The report shows that:

  • The under 35 year-old craft-buying market has grown by 32% since 2006
  • Online platforms have fuelled much of this growth: in December 2018, Etsy reported that there were 220,000 active sellers in the UK with a further 9,000 makers on Folksy. 10.3m of us are now buying craft online - a figure that has more than tripled over the last decade.  However, the majority still prefer to buy in-person
  • Jewellery is the most popular craft discipline to purchase by volume (7.3m objects). But glass and metal have seen the most sizeable growth, the market for each increasing more than five-fold since 2006. 
  • British craft sales increased from £883m in 2006 to over £3 billion in 2020 

The maturing of the craft market in the UK can be attributed to a number of wider trends that are likely to accelerate as a result of the pandemic. The rise of e-commerce, the favouring of investment purchases over throwaway objects and an interest in sustainability and supporting small business all underline the consumer appeal of craft and the making sector to brands and sectors of influence such as retail and property.
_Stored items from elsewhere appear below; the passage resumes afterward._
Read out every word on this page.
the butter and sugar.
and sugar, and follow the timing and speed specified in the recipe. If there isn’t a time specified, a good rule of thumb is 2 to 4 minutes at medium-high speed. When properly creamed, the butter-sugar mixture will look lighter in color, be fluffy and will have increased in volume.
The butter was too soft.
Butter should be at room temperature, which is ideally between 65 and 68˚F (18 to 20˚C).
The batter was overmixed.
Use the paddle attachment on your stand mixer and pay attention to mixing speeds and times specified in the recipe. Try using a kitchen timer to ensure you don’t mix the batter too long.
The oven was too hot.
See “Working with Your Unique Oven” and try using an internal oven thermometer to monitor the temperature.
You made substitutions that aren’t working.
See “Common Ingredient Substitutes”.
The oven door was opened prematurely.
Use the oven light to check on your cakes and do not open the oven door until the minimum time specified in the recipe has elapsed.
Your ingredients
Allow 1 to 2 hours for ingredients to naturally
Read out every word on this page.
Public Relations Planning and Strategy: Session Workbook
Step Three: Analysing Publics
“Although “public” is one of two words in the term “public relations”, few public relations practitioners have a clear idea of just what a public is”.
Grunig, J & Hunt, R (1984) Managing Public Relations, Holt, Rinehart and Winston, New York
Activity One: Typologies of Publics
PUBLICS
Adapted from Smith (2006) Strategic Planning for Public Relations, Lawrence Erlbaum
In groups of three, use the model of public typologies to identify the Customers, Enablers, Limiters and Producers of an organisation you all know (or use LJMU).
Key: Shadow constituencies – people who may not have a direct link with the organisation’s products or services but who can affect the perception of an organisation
The research is a rich resource for the craft sector to deepen their understanding of consumers, what, how and why they buy craft. With a quarter of makers already facing a negative impact of Brexit on their business, many makers will be in a precarious situation in a post-pandemic world – losing not only their opportunities to sell their work, but also on their other sources of income – be that teaching, workshops or hospitality jobs. 

The craft economy was growing at a significant rate. The joint findings will be utilised by the Crafts Council to lobby the government and industry bodies to support the recovery of the craft sector.